Did he want to live like the French? He considered his fellow workers at the plant and didn’t envy their lot. Each to his own life and way of life. He didn’t criticise them but was puzzled by how they treated their parents and children. The spirit of family, as he saw it, was no longer honoured in France. This slippage shocked him. He just couldn’t understand why girls smoked and drank in front of their parents and went out at night with boys. And why did huge billboards display half-naked women to sell perfumes or cars? Most of all, he was afraid for his own family and talked this over with his pals. They sighed, raising their arms to heaven in resignation. What could you do?
One Sunday he invited Marcel home to dinner. It was a holiday, and Mohammed told him, Bring your wife but no wine! Marcel agreed to skip his wine and merrily stuffed himself with the good things fixed by Mohammed’s wife. Marcel liked to tell his friend, Time, it’s us. It isn’t the watch face, no. It’s you who make time: when you close your eyes you’re in the past; when you close them again you project yourself into the future; when you decide to open them it’s no mystery that you’re in the present, the one that’s as thin as cigarette paper.

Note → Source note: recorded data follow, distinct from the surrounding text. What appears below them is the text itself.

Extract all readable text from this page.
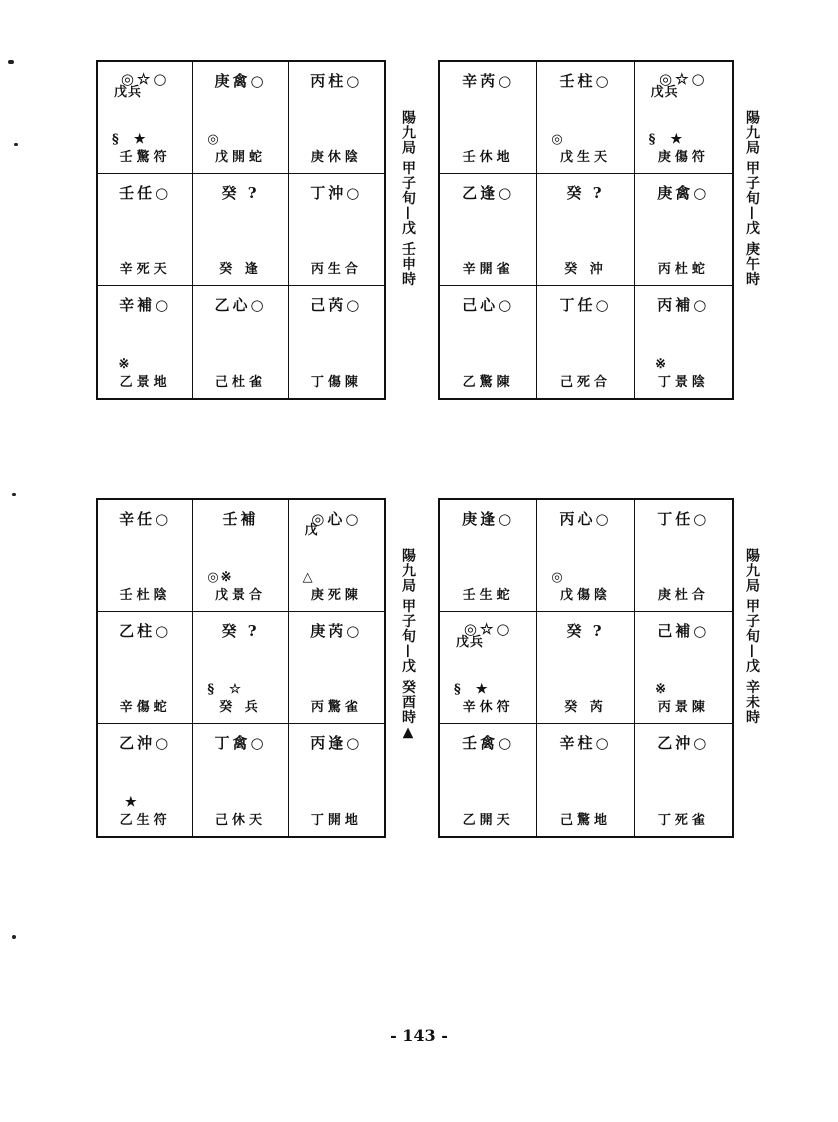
◎☆○
戊兵
§  ★
壬驚符
庚禽○
◎
戊開蛇
丙柱○
庚休陰
壬任○
辛死天
癸 ?
癸 逢
丁沖○
丙生合
辛補○
※
乙景地
乙心○
己杜雀
己芮○
丁傷陳
陽九局 甲子旬—戊 壬申時
辛芮○
壬休地
壬柱○
◎
戊生天
◎☆○
戊兵
§  ★
庚傷符
乙逢○
辛開雀
癸 ?
癸 沖
庚禽○
丙杜蛇
己心○
乙驚陳
丁任○
己死合
丙補○
※
丁景陰
陽九局 甲子旬—戊 庚午時
辛任○
壬杜陰
壬補
◎※
戊景合
◎心○
戊
△
庚死陳
乙柱○
辛傷蛇
癸 ?
§  ☆
癸 兵
庚芮○
丙驚雀
乙沖○
★
乙生符
丁禽○
己休天
丙逢○
丁開地
陽九局 甲子旬—戊 癸酉時▲
庚逢○
壬生蛇
丙心○
◎
戊傷陰
丁任○
庚杜合
◎☆○
戊兵
§  ★
辛休符
癸 ?
癸 芮
己補○
※
丙景陳
壬禽○
乙開天
辛柱○
己驚地
乙沖○
丁死雀
陽九局 甲子旬—戊 辛未時
- 143 -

You follow me?
Before going home to their families after their weekend French lessons, some of the plant workers went to see women in trailers and waited their turn shamefacedly. Mohammed had always refused this kind of distraction. He was afraid of diseases and of what his friends and neighbours might say. Something like a curtain of fog half veiled one late-afternoon memory, on a Sunday when boredom had played out in what Mohammed considered a bestial instinct. He’d been dragged along by an acquaintance whose name he had forgotten and who told him, Listen, if you don’t empty your balls now and then, it goes up to your brain and you go blind. Another time he said, Even our religion allows us to empty our balls: you simply write out a document and tear it up afterward. You know, the marriage for pleasure. You get married long enough to fornicate, then you divorce, and you’re all square with God and morality.* Mohammed had chuckled to himself and gone off with his chatty companion.

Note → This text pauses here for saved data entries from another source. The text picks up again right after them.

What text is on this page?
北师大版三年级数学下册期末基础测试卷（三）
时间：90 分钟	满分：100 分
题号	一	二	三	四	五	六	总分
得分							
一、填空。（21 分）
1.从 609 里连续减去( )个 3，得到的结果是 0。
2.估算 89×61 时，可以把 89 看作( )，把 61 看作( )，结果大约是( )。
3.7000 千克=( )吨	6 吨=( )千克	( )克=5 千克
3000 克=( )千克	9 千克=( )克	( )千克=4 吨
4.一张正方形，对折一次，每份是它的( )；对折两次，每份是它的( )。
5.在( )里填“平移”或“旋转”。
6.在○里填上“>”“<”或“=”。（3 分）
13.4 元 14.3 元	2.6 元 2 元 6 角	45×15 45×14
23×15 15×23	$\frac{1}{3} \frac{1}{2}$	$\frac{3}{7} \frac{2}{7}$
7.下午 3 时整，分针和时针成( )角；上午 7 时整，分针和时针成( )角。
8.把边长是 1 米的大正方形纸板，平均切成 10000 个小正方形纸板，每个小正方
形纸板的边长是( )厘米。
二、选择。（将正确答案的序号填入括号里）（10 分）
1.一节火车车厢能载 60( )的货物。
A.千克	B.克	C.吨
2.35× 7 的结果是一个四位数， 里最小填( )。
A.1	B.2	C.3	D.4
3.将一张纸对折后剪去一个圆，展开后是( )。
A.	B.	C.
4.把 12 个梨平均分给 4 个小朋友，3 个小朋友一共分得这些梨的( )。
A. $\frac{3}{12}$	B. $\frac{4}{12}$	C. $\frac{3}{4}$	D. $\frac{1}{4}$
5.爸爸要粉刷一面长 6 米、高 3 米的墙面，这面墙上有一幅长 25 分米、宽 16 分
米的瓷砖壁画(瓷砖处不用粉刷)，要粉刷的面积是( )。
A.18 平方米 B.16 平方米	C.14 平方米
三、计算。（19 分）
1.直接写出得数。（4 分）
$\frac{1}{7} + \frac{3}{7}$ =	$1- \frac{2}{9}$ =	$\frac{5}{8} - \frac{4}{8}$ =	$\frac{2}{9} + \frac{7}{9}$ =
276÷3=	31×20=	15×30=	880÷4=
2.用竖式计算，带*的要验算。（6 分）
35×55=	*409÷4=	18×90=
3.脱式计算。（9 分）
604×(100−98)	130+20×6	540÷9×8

That Sunday there was hardly any line in front of Suzy’s small apartment. A bit fat, as vulgar as they come, Suzy seemed to have made an effort to exaggerate her appearance, as if that were part of whoring, but she was so nice, so human, that everyone overlooked her heavily rouged cheeks, her nauseating perfume, and the alcohol. Her eyes were never still but always vacant; she was there and elsewhere. She knew her work was unusual, and she too was looking forward to retirement because she’d had it with spreading her legs and squeezing immigrant balls. But she liked the men, even found their shyness and awkwardness touching, she said.